El regreso de Bill
Pasaron 12 largos años desde Perdidos en Tokio, y 17 desde Rushmore. Y el gran Bill Murray no brilla en la pantalla grande tanto como lo hizo en esos filmes de culto de Sofía Coppola y Wes Anderson hace mucho tiempo. Pero al fin llegó la hora de redimirse. St. Vincent es una película cuya trama, sin un buen guión, podría haber terminado en el cliché, pero el debut cinematográfico en largos de Theodore Melfi abandona los lugares comunes y crea una pequeña gran obra que sin dudas alcanzará en el futuro el estatus de culto.
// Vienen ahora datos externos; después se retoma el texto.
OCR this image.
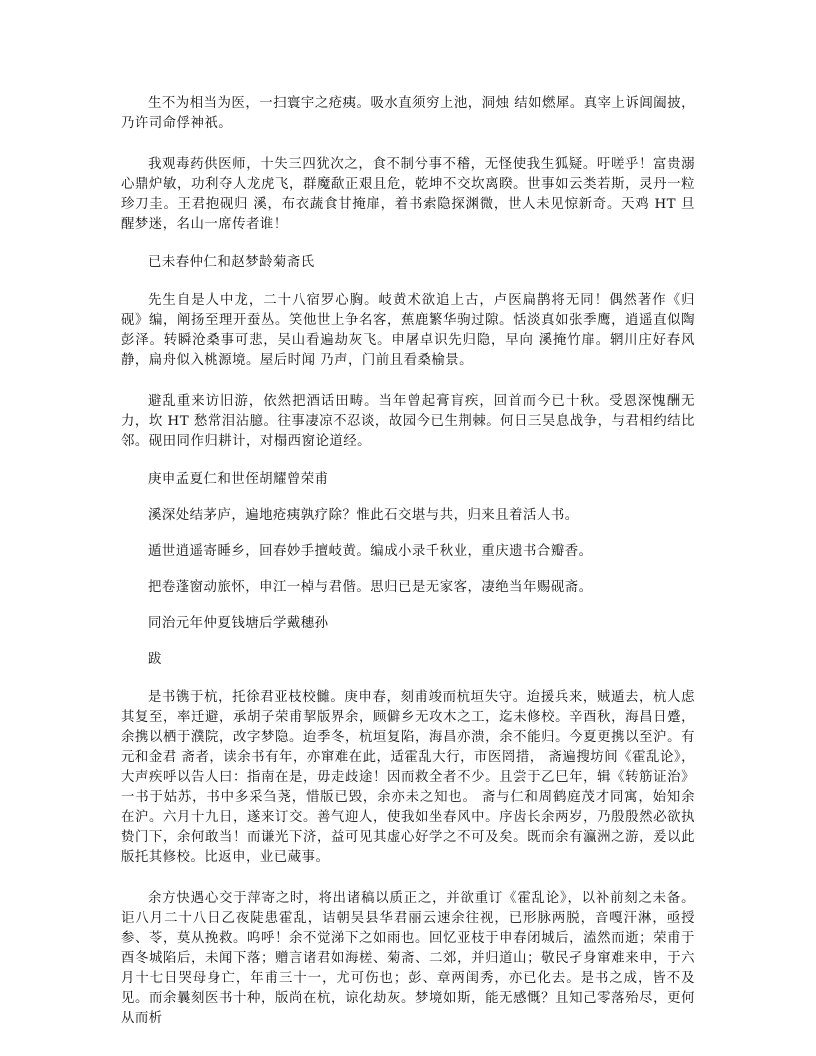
生不为相当为医，一扫寰宇之疮痍。吸水直须穷上池，洞烛 结如燃犀。真宰上诉阊阖披，乃许司命俘神祇。

我观毒药供医师，十失三四犹次之，食不制兮事不稽，无怪使我生狐疑。吁嗟乎！富贵溺心鼎炉敏，功利夺人龙虎飞，群魔歃正艰且危，乾坤不交坎离睽。世事如云类若斯，灵丹一粒珍刀圭。王君抱砚归 溪，布衣蔬食甘掩扉，着书索隐探渊微，世人未见惊新奇。天鸡 HT 旦醒梦迷，名山一席传者谁！

已未春仲仁和赵梦龄菊斋氏

先生自是人中龙，二十八宿罗心胸。岐黄术欲追上古，卢医扁鹊将无同！偶然著作《归砚》编，阐扬至理开蚕丛。笑他世上争名客，蕉鹿繁华驹过隙。恬淡真如张季鹰，逍遥直似陶彭泽。转瞬沧桑事可悲，吴山看遍劫灰飞。申屠卓识先归隐，早向 溪掩竹扉。辋川庄好春风静，扁舟似入桃源境。屋后时闻 乃声，门前且看桑榆景。

避乱重来访旧游，依然把酒话田畴。当年曾起膏肓疾，回首而今已十秋。受恩深愧酬无力，坎 HT 愁常泪沾臆。往事凄凉不忍谈，故园今已生荆棘。何日三吴息战争，与君相约结比邻。砚田同作归耕计，对榻西窗论道经。

庚申孟夏仁和世侄胡耀曾荣甫

溪深处结茅庐，遍地疮痍孰疗除？惟此石交堪与共，归来且着活人书。

遁世逍遥寄睡乡，回春妙手擅岐黄。编成小录千秋业，重庆遗书合瓣香。

把卷蓬窗动旅怀，申江一棹与君偕。思归已是无家客，凄绝当年赐砚斋。

同治元年仲夏钱塘后学戴穗孙

跋

是书镌于杭，托徐君亚枝校雠。庚申春，刻甫竣而杭垣失守。迨援兵来，贼遁去，杭人虑其复至，率迁避，承胡子荣甫挈版界余，顾僻乡无攻木之工，迄未修校。辛酉秋，海昌日蹙，余携以栖于濮院，改字梦隐。迨季冬，杭垣复陷，海昌亦溃，余不能归。今夏更携以至沪。有元和金君 斋者，读余书有年，亦窜难在此，适霍乱大行，市医罔措， 斋遍搜坊间《霍乱论》，大声疾呼以告人曰：指南在是，毋走歧途！因而救全者不少。且尝于乙巳年，辑《转筋证治》一书于姑苏，书中多采刍荛，惜版已毁，余亦未之知也。 斋与仁和周鹤庭茂才同寓，始知余在沪。六月十九日，遂来订交。善气迎人，使我如坐春风中。序齿长余两岁，乃殷殷然必欲执贽门下，余何敢当！而谦光下济，益可见其虚心好学之不可及矣。既而余有瀛洲之游，爰以此版托其修校。比返申，业已蒇事。

余方快遇心交于萍寄之时，将出诸稿以质正之，并欲重订《霍乱论》，以补前刻之未备。讵八月二十八日乙夜陡患霍乱，诘朝吴县华君丽云速余往视，已形脉两脱，音嘎汗淋，亟授参、苓，莫从挽救。呜呼！余不觉涕下之如雨也。回忆亚枝于申春闭城后，溘然而逝；荣甫于酉冬城陷后，未闻下落；赠言诸君如海槎、菊斋、二郊，并归道山；敬民孑身窜难来申，于六月十七日哭母身亡，年甫三十一，尤可伤也；彭、章两闺秀，亦已化去。是书之成，皆不及见。而余曩刻医书十种，版尚在杭，谅化劫灰。梦境如斯，能无感慨？且知己零落殆尽，更何从而析
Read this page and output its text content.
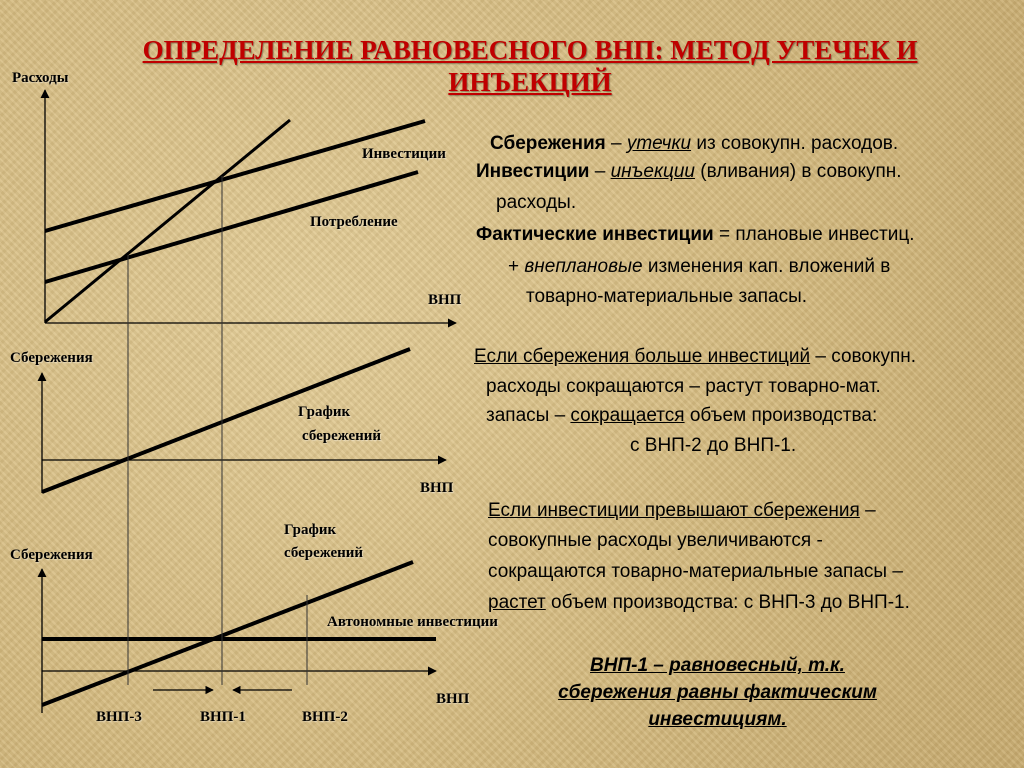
ОПРЕДЕЛЕНИЕ РАВНОВЕСНОГО ВНП: МЕТОД УТЕЧЕК И ИНЪЕКЦИЙ
Расходы
Инвестиции
Потребление
ВНП
Сбережения
График
сбережений
ВНП
График
сбережений
Сбережения
Автономные инвестиции
ВНП
ВНП-3	ВНП-1	ВНП-2
Сбережения – утечки из совокупн. расходов.
Инвестиции – инъекции (вливания) в совокупн.
расходы.
Фактические инвестиции = плановые инвестиц.
+ внеплановые изменения кап. вложений в
товарно-материальные запасы.
Если сбережения больше инвестиций – совокупн.
расходы сокращаются – растут товарно-мат.
запасы – сокращается объем производства:
с ВНП-2 до ВНП-1.
Если инвестиции превышают сбережения –
совокупные расходы увеличиваются -
сокращаются товарно-материальные запасы –
растет объем производства: с ВНП-3 до ВНП-1.
ВНП-1 – равновесный, т.к.
сбережения равны фактическим
инвестициям.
Maggie (Melissa McCarthy), es una madre soltera que se muda a una nueva casa en Brooklyn con su hijo de 12 años, Oliver (Jaeden Lieberher). Para mantenerlo, debe trabajar largas horas, y es por eso que recurre a su nuevo y un tanto irresponsable vecino Vincent (Murray) para que haga de niñera del chico cuando vuelve de la escuela.
Pero el alcohólico veterano de Vietam Vincent es más impredecible de lo esperado, y su presencia causa tanto caos en su vida que la lleva al borde de la exasperación, aunque ve un notable y agradable cambio en su hijo, que hace mucho que necesitaba la influencia de una figura paterna en su vida. De esta manera, una improbable pero fuerte amistad surge entre Vincent y el niño, que pronto logra descubrir lo que hay debajo de su caparazón rudo, egoísta y solitario.
Melissa Mccarthy también logra una interpretación impecable, que demuestra los datos dramáticos de la actriz que no mostraba tan a flor de piel desde sus épocas en Gilmore Girls. El joven Lieberher sorprende, y es la pareja ideal que se complementa perfectamente con el personaje demente y desquiciado de Murray, que sin lugar a dudas, volvió para quedarse con un papel que perdurará a través del tiempo.